Employing a step-wise titration method under semi-slow reaction regime for evaluating the reactivity of limestone and dolomite in acidic environment

•Dissolution kinetics was modeled successfully under broader pH conditions.•A stepwise titration method using hydrochloric acid and non-steady state conditions was performed.•Experimental results were fitted by the model in a very accurate manner.•The Effective Surface of Reaction concept was introduced and justified by the experimental findings.•Results for kc and kr are congruent with values calculated by fluid-dynamics inspection.

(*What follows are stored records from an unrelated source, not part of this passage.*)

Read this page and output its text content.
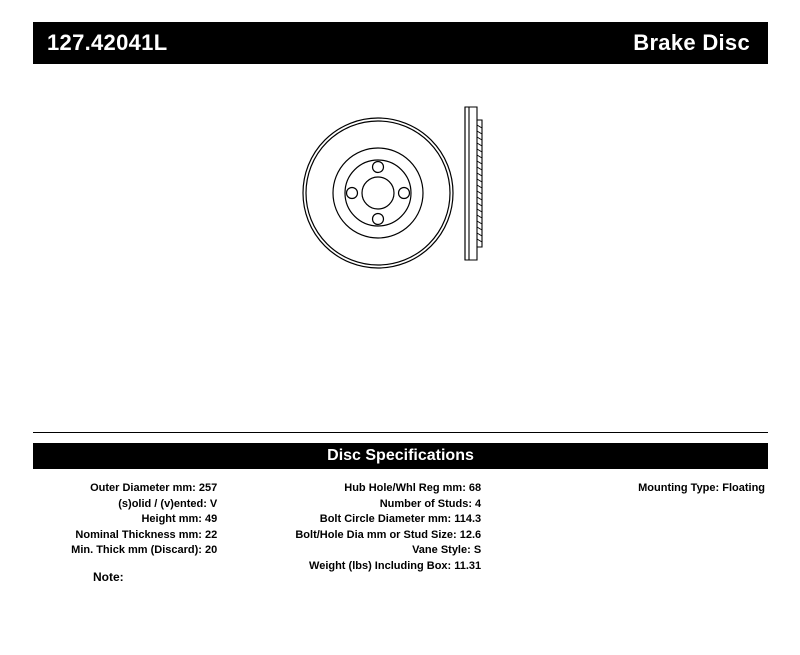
127.42041L	Brake Disc
Disc Specifications
Outer Diameter mm: 257
(s)olid / (v)ented: V
Height mm: 49
Nominal Thickness mm: 22
Min. Thick mm (Discard): 20
Hub Hole/Whl Reg mm: 68
Number of Studs: 4
Bolt Circle Diameter mm: 114.3
Bolt/Hole Dia mm or Stud Size: 12.6
Vane Style: S
Weight (lbs) Including Box: 11.31
Mounting Type: Floating
Note:
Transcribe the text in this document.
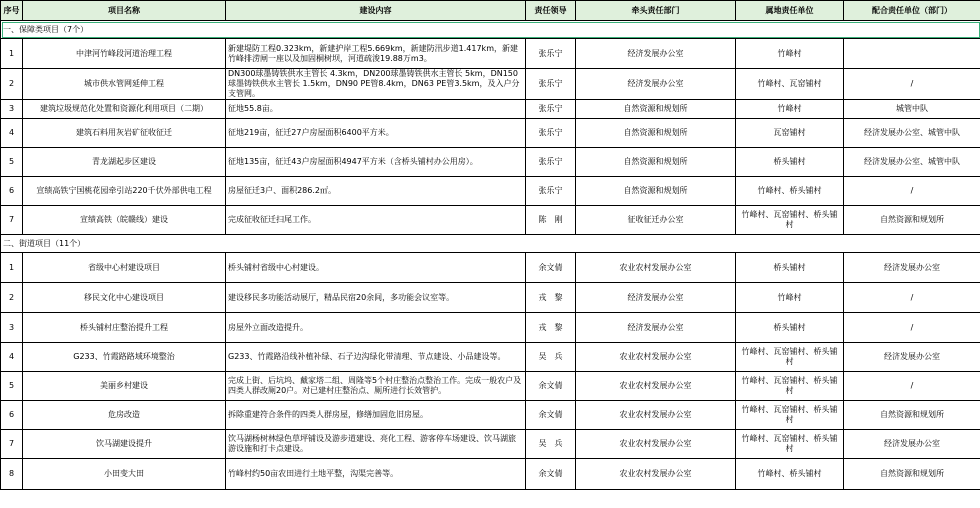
序号	项目名称	建设内容	责任领导	牵头责任部门	属地责任单位	配合责任单位（部门）
一、保障类项目（7个）						
1	中津河竹峰段河道治理工程	新建堤防工程0.323km，新建护岸工程5.669km，新建防汛步道1.417km，新建竹峰排涝闸一座以及加固桐树坝，河道疏浚19.88万m3。	张乐宁	经济发展办公室	竹峰村	
2	城市供水管网延伸工程	DN300球墨铸铁供水主管长 4.3km，DN200球墨铸铁供水主管长 5km，DN150球墨铸铁供水主管长 1.5km，DN90 PE管8.4km，DN63 PE管3.5km，及入户分支管网。	张乐宁	经济发展办公室	竹峰村、瓦窑铺村	/
3	建筑垃圾规范化处置和资源化利用项目（二期）	征地55.8亩。	张乐宁	自然资源和规划所	竹峰村	城管中队
4	建筑石料用灰岩矿征收征迁	征地219亩，征迁27户房屋面积6400平方米。	张乐宁	自然资源和规划所	瓦窑铺村	经济发展办公室、城管中队
5	青龙湖起步区建设	征地135亩，征迁43户房屋面积4947平方米（含桥头铺村办公用房）。	张乐宁	自然资源和规划所	桥头铺村	经济发展办公室、城管中队
6	宣绩高铁宁国桃花园牵引站220千伏外部供电工程	房屋征迁3户、面积286.2㎡。	张乐宁	自然资源和规划所	竹峰村、桥头铺村	/
7	宣绩高铁（皖赣线）建设	完成征收征迁扫尾工作。	陈　刚	征收征迁办公室	竹峰村、瓦窑铺村、桥头铺村	自然资源和规划所
二、街道项目（11个）						
1	省级中心村建设项目	桥头铺村省级中心村建设。	余文倩	农业农村发展办公室	桥头铺村	经济发展办公室
2	移民文化中心建设项目	建设移民多功能活动展厅，精品民宿20余间，多功能会议室等。	戎　黎	经济发展办公室	竹峰村	/
3	桥头铺村庄整治提升工程	房屋外立面改造提升。	戎　黎	经济发展办公室	桥头铺村	/
4	G233、竹霞路路域环境整治	G233、竹霞路沿线补植补绿、石子边沟绿化带清理、节点建设、小品建设等。	吴　兵	农业农村发展办公室	竹峰村、瓦窑铺村、桥头铺村	经济发展办公室
5	美丽乡村建设	完成上街、后坑坞、戴家塔二组、周隆等5个村庄整治点整治工作。完成一般农户及四类人群改厕20户。对已建村庄整治点、厕所进行长效管护。	余文倩	农业农村发展办公室	竹峰村、瓦窑铺村、桥头铺村	/
6	危房改造	拆除重建符合条件的四类人群房屋，修缮加固危旧房屋。	余文倩	农业农村发展办公室	竹峰村、瓦窑铺村、桥头铺村	自然资源和规划所
7	饮马湖建设提升	饮马湖杨树林绿色草坪铺设及游步道建设、亮化工程、游客停车场建设、饮马湖旅游设施和打卡点建设。	吴　兵	农业农村发展办公室	竹峰村、瓦窑铺村、桥头铺村	经济发展办公室
8	小田变大田	竹峰村约50亩农田进行土地平整，沟渠完善等。	余文倩	农业农村发展办公室	竹峰村、桥头铺村	自然资源和规划所
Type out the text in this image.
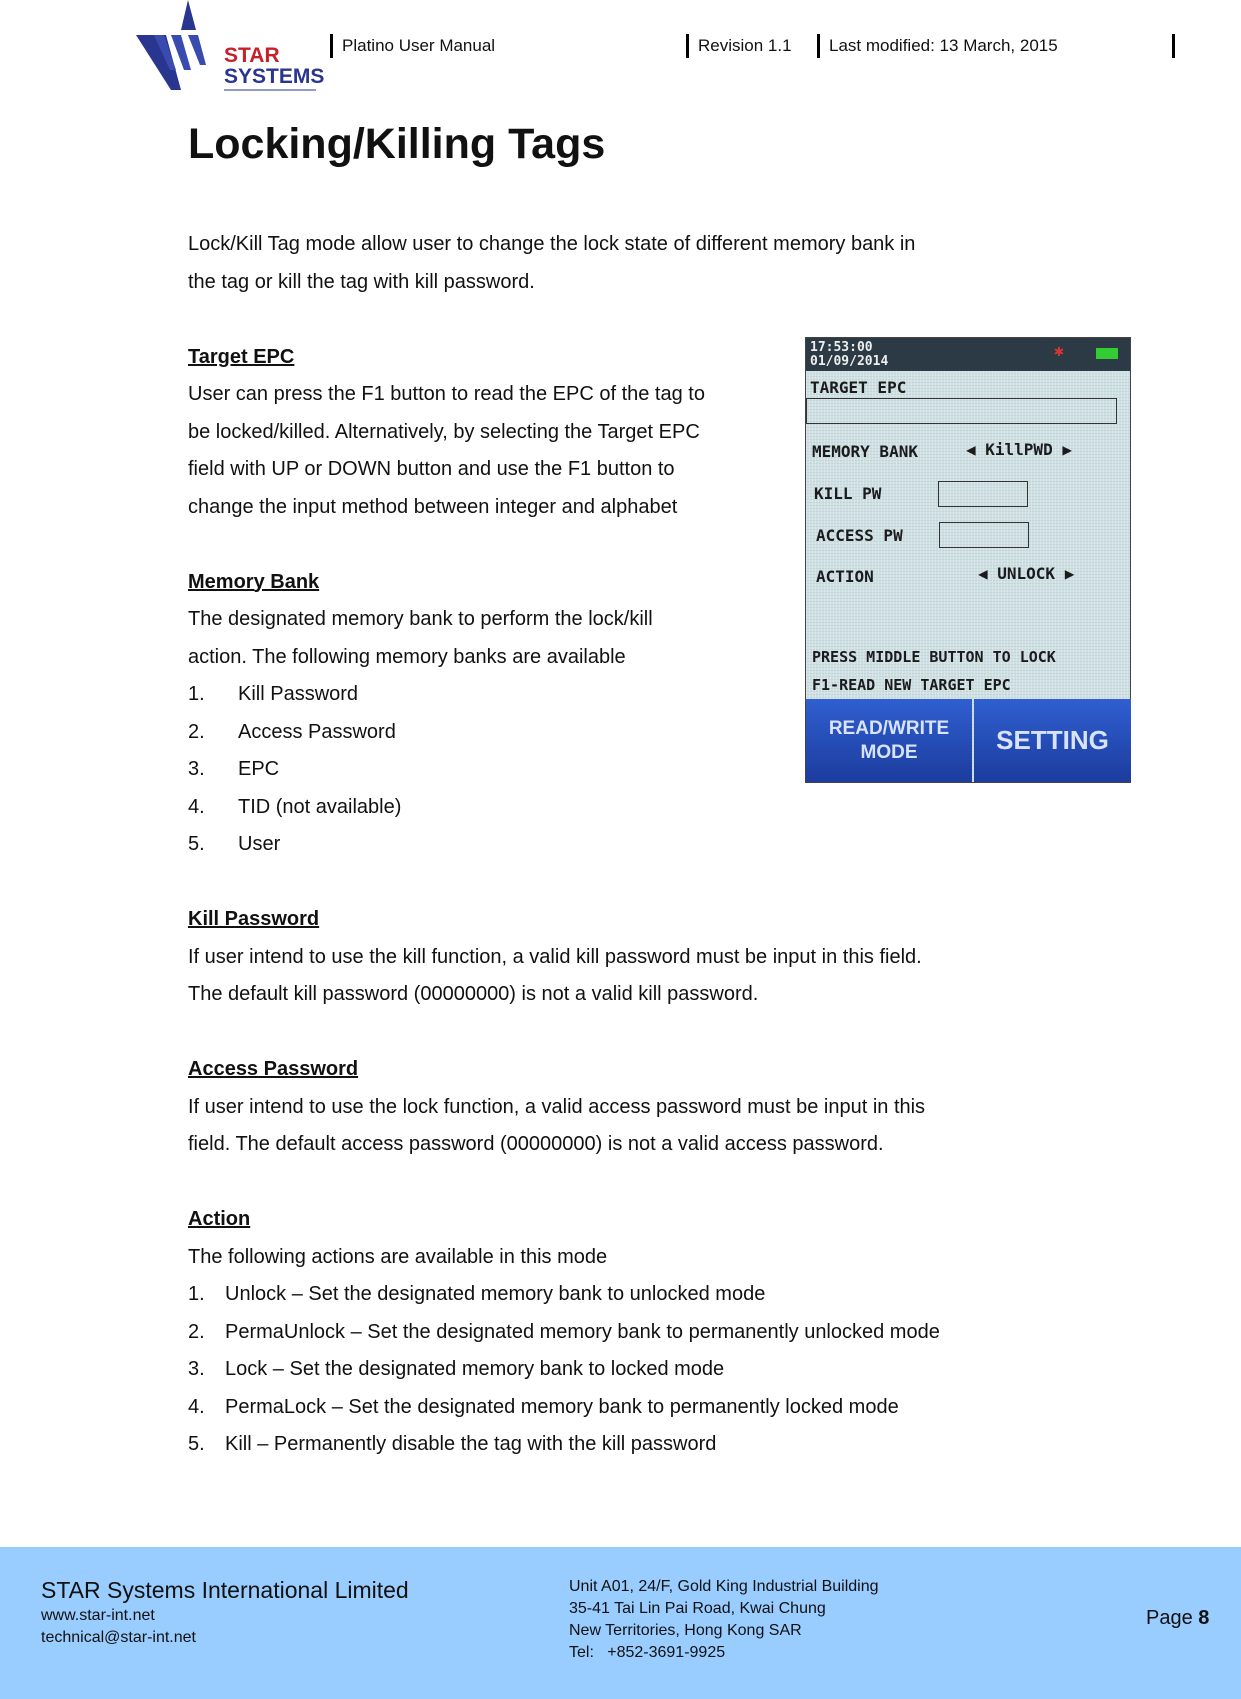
STAR
SYSTEMS
Platino User Manual	Revision 1.1	Last modified: 13 March, 2015
Locking/Killing Tags
Lock/Kill Tag mode allow user to change the lock state of different memory bank in
the tag or kill the tag with kill password.
Target EPC
User can press the F1 button to read the EPC of the tag to
be locked/killed. Alternatively, by selecting the Target EPC
field with UP or DOWN button and use the F1 button to
change the input method between integer and alphabet
Memory Bank
The designated memory bank to perform the lock/kill
action. The following memory banks are available
1.	Kill Password
2.	Access Password
3.	EPC
4.	TID (not available)
5.	User
Kill Password
If user intend to use the kill function, a valid kill password must be input in this field.
The default kill password (00000000) is not a valid kill password.
Access Password
If user intend to use the lock function, a valid access password must be input in this
field. The default access password (00000000) is not a valid access password.
Action
The following actions are available in this mode
1.	Unlock – Set the designated memory bank to unlocked mode
2.	PermaUnlock – Set the designated memory bank to permanently unlocked mode
3.	Lock – Set the designated memory bank to locked mode
4.	PermaLock – Set the designated memory bank to permanently locked mode
5.	Kill – Permanently disable the tag with the kill password
17:53:00
01/09/2014
✱
TARGET EPC
MEMORY BANK	◀ KillPWD ▶
KILL PW
ACCESS PW
ACTION	◀ UNLOCK ▶
PRESS MIDDLE BUTTON TO LOCK
F1-READ NEW TARGET EPC
READ/WRITE MODE	SETTING
STAR Systems International Limited
www.star-int.net
technical@star-int.net
Unit A01, 24/F, Gold King Industrial Building
35-41 Tai Lin Pai Road, Kwai Chung
New Territories, Hong Kong SAR
Tel:   +852-3691-9925
Page 8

Carbonate rocks are commonly utilized in Wet Flue Gas Desulfurization, WFGD, because of their capability to release calcium ions and precipitate as solid gypsum in an acidic environment. Studies on the reactivity of carbonate rocks and dissolution models can be employed for optimizing the WFGD process. The correct evaluation of limestone reactivity is therefore necessary for the design of the WFGD scrubbing process and for plant operation. In this study, after statistical considerations on evaluating the sample size threshold, a mathematical model and a detailed procedure are given for the estimation of the reaction rate constant and mass transfer coefficient.Results are reported from testing limestone and dolomite samples with different formation periods and geological backgrounds. Samples were tested in a Batch Stirred Tank Reactor (BSTR) with a stepwise titration method using hydrochloric acid and non-steady state conditions. In the experiments particles were shown to be completely immersed in a defined viscous sub-layer. A parametric evaluation for the reaction rate was performed at each titration step using an implemented software procedure that handles hundreds of pH values and more than fifty particle size ranges. The experimental data were accurately fitted to the model. The second order model for dolomite and limestone samples accounts for both mass transfer and reaction rate terms, yielding values for the mass transfer coefficients that are congruent with values estimated by fluid-dynamics inspection.